Louisiana Purchase and African Americans (1803)

First map including the Louisiana Purchase.
Louisiana Purchase map (London: R. Wilkinson, 1804)
Public domain image, Courtesy David Rumsey Collection

It is ironic that the 1803 Louisiana Purchase from France was instigated by one of the few successful slave rebellions. Toussaint L’Overture on St. Dominique (now Haiti and the Dominican Republic) so bedeviled the French that Napoleon decided to sell the Louisiana Territory to the US.  This doubled the size of the infant United States and has been heralded as crucial to the American path to becoming the world superpower.
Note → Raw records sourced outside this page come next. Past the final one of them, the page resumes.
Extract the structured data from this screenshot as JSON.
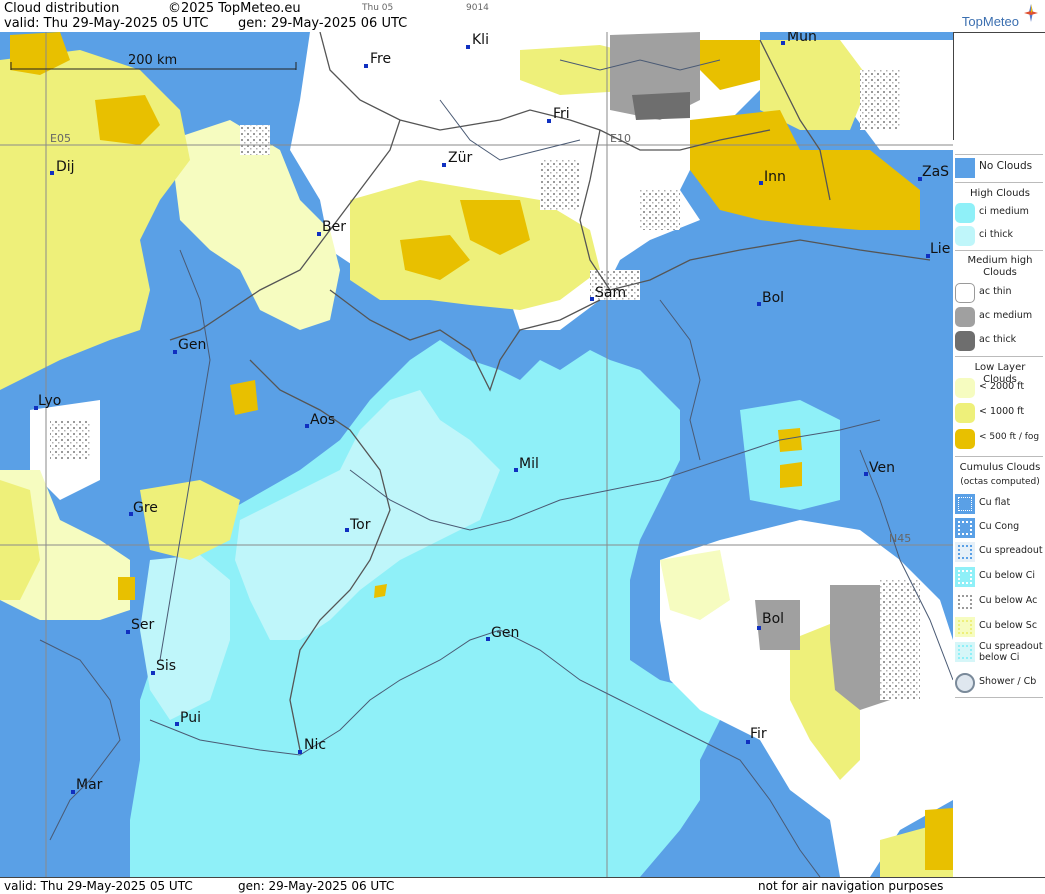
{
  "header": {
    "title": "Cloud distribution",
    "copyright": "©2025 TopMeteo.eu",
    "valid": "valid:  Thu  29-May-2025  05 UTC",
    "gen": "gen: 29-May-2025 06 UTC",
    "day_code": "Thu 05",
    "run_code": "9014",
    "brand": "TopMeteo"
  },
  "footer": {
    "valid": "valid:  Thu  29-May-2025  05 UTC",
    "gen": "gen: 29-May-2025 06 UTC",
    "note": "not for air navigation purposes"
  },
  "map": {
    "scale_label": "200 km",
    "grid_labels": [
      "E05",
      "E10",
      "N45"
    ],
    "cities": [
      "Kli",
      "Mün",
      "Fre",
      "Fri",
      "Dij",
      "Zür",
      "Inn",
      "ZaS",
      "Ber",
      "Lie",
      "Sam",
      "Bol",
      "Gen",
      "Lyo",
      "Aos",
      "Mil",
      "Ven",
      "Gre",
      "Tor",
      "Ser",
      "Gen",
      "Bol",
      "Sis",
      "Pui",
      "Fir",
      "Nic",
      "Mar"
    ]
  },
  "legend": {
    "no_clouds": "No Clouds",
    "high_clouds": "High Clouds",
    "ci_medium": "ci medium",
    "ci_thick": "ci thick",
    "medium_high": "Medium high Clouds",
    "ac_thin": "ac thin",
    "ac_medium": "ac medium",
    "ac_thick": "ac thick",
    "low_layer": "Low Layer Clouds",
    "lt2000": "< 2000 ft",
    "lt1000": "< 1000 ft",
    "lt500": "< 500 ft / fog",
    "cumulus": "Cumulus Clouds",
    "cumulus_sub": "(octas computed)",
    "cu_flat": "Cu flat",
    "cu_cong": "Cu Cong",
    "cu_spreadout": "Cu spreadout",
    "cu_below_ci": "Cu below Ci",
    "cu_below_ac": "Cu below Ac",
    "cu_below_sc": "Cu below Sc",
    "cu_spreadout_below_ci": "Cu spreadout below Ci",
    "shower": "Shower / Cb"
  },
  "colors": {
    "no_clouds": "#5aa0e6",
    "ci_medium": "#8ff0f8",
    "ci_thick": "#bff6fa",
    "ac_thin": "#ffffff",
    "ac_medium": "#a0a0a0",
    "ac_thick": "#6e6e6e",
    "low_2000": "#f6fcc0",
    "low_1000": "#eef07a",
    "low_500": "#e8c000"
  }
}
It also had profound effects upon African American slaves because the new territory would be organized into states that became the political and sometimes actual battlegrounds that led to the Civil War.  “Bleeding Kansas” in the 1850s is the most obvious example.  The Missouri Compromise of 1820 began the series of political compromises over slavery, each of which ultimately failed.  The last failure, the Kansas-Nebraska Act of 1854, led to the creation of the Republican Party and the subsequent election of the first Republican President, Abraham Lincoln.  The election of Lincoln against the backdrop of a deeply divided nation quickly led to the Civil War in 1861.
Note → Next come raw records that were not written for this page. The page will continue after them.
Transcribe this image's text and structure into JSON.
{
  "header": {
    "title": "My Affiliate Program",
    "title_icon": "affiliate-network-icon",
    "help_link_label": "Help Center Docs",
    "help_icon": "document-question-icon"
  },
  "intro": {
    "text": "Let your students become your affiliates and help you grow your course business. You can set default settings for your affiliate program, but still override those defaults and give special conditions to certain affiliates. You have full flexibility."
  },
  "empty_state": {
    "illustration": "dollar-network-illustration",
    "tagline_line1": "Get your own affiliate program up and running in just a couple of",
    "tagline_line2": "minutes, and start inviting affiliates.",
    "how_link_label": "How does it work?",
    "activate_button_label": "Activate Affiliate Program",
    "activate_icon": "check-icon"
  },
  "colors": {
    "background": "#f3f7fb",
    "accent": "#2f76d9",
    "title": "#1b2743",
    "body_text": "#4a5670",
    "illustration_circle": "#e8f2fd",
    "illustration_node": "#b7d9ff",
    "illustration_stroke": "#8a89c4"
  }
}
The Louisiana Purchase also brought New Orleans into the United States. New Orleans, with its liberal French culture, rapidly developed a strong community of free African Americans which provided a living example of black equality of ability. The other parts of the new territory, over the years preceding the Civil War, also attracted free men and women of color who were part of creating the unique African American history of the American west.